A two-tailed p-value tests for any difference from H₀ (in either direction) and equals twice the one-tailed p-value. A one-tailed p-value tests for a difference in a specific direction only. The two-tailed p-value is more conservative. Use one-tailed only when you have a strong directional hypothesis specified before seeing the data and would not act on a difference in the opposite direction.
Why is p = 0.05 used as the significance threshold?
The 0.05 threshold is a convention introduced by Ronald Fisher, not a universal truth. It means accepting a 5% chance of Type I error (false positive). Different fields use different thresholds: particle physics uses 5σ (p ≈ 0.0000003), genomics uses p < 5×10⁻⁸, and exploratory research may use p < 0.10. The threshold should be chosen based on the consequences of errors in your specific context.
Can a p-value be exactly 0?
Theoretically, a p-value is never exactly 0 for continuous distributions — it can be extremely small but not zero. When software reports p = 0.000, it means the value is below the display precision (e.g., p < 0.0001).

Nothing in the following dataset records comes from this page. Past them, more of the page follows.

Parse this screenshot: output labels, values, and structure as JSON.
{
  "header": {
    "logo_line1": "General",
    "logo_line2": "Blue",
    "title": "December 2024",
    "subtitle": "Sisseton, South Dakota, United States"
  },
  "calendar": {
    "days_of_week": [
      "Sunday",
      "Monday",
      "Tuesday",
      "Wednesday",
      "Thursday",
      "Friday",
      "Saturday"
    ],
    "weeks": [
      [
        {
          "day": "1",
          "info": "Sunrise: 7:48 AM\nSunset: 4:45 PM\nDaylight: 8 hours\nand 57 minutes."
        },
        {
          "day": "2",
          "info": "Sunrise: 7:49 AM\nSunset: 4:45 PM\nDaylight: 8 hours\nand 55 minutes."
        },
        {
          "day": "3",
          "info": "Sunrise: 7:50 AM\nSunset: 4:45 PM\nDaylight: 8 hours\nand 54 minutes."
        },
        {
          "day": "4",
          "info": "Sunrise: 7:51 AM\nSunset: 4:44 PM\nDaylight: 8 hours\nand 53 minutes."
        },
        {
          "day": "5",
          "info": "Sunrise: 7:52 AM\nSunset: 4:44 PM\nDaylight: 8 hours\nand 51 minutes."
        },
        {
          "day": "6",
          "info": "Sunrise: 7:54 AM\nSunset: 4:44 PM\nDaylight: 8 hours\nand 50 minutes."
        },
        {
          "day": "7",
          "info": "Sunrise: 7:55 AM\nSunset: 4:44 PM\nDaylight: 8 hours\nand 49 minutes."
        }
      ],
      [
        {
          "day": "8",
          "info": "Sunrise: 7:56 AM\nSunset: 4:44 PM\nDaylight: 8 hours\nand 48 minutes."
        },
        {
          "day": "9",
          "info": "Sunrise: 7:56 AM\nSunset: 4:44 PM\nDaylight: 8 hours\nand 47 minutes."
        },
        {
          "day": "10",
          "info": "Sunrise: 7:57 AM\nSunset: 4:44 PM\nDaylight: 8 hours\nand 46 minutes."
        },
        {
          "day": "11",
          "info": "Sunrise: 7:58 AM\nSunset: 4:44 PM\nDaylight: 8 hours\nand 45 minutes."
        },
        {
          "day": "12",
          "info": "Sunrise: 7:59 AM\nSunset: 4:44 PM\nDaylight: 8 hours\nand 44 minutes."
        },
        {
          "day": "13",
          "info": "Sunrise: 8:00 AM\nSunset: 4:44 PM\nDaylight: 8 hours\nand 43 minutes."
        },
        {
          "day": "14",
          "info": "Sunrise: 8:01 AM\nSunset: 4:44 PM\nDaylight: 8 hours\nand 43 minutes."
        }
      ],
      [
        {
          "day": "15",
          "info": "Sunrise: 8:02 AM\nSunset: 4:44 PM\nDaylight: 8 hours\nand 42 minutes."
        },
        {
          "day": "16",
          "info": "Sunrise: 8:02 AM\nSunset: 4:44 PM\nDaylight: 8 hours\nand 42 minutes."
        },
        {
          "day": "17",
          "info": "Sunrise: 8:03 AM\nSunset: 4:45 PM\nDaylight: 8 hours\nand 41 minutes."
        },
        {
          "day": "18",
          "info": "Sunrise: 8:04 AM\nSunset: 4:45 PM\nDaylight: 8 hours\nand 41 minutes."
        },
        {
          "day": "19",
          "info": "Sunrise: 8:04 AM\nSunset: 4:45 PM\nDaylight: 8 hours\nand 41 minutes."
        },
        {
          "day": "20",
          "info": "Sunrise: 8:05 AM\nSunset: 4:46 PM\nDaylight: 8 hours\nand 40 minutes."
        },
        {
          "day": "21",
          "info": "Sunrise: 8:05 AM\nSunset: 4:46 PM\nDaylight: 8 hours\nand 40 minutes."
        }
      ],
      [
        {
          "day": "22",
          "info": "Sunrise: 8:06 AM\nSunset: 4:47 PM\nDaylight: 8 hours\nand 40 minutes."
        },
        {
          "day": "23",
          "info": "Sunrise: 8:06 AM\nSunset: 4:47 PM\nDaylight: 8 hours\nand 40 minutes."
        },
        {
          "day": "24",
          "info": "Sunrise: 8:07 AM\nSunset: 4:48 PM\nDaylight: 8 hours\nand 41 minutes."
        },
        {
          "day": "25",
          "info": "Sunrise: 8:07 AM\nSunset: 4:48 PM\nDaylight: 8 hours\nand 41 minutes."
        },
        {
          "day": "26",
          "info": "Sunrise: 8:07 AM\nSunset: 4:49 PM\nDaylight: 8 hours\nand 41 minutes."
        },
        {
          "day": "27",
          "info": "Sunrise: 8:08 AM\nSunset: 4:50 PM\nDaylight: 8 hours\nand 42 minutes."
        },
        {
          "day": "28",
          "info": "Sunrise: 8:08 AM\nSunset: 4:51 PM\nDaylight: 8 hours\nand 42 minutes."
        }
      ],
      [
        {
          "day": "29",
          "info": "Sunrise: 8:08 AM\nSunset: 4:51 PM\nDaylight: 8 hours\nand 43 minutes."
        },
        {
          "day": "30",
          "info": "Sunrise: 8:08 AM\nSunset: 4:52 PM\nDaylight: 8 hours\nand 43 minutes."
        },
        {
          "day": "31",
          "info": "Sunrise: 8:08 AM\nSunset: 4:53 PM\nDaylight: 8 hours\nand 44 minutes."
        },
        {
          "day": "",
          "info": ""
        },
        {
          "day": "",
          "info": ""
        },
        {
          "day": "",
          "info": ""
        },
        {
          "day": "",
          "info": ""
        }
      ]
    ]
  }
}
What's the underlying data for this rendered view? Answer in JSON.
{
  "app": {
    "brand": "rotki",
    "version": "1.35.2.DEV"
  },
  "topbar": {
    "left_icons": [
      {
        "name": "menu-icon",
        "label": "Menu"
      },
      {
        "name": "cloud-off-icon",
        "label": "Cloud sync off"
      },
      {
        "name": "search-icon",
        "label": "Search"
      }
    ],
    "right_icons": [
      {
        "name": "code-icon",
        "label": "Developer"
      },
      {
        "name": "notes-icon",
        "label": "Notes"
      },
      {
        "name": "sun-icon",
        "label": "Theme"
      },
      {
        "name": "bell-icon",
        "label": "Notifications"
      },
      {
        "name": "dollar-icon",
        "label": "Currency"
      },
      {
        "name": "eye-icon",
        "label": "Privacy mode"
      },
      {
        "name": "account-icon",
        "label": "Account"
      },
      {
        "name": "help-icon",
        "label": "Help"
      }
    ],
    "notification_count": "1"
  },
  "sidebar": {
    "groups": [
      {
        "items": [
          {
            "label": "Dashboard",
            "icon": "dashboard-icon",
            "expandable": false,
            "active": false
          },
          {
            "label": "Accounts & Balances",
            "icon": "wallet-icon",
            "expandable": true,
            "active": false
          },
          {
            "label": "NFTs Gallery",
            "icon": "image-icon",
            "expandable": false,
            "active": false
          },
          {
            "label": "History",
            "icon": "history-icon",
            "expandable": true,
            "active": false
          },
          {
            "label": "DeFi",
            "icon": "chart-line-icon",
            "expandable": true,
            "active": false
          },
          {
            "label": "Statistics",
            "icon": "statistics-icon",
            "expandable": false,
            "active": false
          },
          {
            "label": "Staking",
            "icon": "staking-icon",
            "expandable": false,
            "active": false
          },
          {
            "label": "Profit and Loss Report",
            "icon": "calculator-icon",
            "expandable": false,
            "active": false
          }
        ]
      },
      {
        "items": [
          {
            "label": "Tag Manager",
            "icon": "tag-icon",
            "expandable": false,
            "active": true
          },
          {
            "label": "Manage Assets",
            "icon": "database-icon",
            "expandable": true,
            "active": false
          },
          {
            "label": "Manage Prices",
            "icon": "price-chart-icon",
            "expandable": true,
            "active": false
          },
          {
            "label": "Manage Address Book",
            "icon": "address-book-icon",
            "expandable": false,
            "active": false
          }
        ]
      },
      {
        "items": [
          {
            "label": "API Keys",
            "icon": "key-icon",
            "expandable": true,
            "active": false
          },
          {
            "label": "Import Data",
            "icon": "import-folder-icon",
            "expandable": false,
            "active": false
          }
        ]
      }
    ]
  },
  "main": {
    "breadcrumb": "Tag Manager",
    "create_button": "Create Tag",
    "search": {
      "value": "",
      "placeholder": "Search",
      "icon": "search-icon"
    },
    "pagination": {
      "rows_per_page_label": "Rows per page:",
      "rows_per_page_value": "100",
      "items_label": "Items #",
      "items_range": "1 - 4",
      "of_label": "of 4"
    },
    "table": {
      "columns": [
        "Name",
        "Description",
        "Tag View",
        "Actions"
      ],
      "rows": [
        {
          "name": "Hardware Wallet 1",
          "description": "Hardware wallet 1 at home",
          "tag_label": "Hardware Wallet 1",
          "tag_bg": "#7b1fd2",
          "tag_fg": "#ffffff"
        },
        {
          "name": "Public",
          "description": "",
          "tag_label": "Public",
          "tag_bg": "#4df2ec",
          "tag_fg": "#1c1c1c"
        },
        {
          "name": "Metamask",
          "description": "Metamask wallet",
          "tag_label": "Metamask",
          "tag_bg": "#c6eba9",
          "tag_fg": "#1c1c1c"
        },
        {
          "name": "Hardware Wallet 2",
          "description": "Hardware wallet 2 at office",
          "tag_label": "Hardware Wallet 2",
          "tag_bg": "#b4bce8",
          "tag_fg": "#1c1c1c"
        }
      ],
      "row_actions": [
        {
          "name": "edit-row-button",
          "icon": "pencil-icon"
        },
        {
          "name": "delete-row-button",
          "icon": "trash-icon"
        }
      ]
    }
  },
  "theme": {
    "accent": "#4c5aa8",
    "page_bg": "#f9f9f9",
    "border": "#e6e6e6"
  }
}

Report such values as "p < 0.001" rather than "p = 0." Very small p-values indicate strong evidence against H₀ but do not prove H₁ is true.
What are common misinterpretations of p-values?
Common errors: (1) p-value is NOT the probability H₀ is true, (2) 1-p is NOT the probability H₁ is true, (3) a non-significant result does NOT prove H₀, (4) a significant result does NOT prove practical importance, (5) p-values are NOT comparable across different studies without considering sample size and effect size. The ASA statement (2016) emphasizes that p-values do not measure effect size or the importance of a result.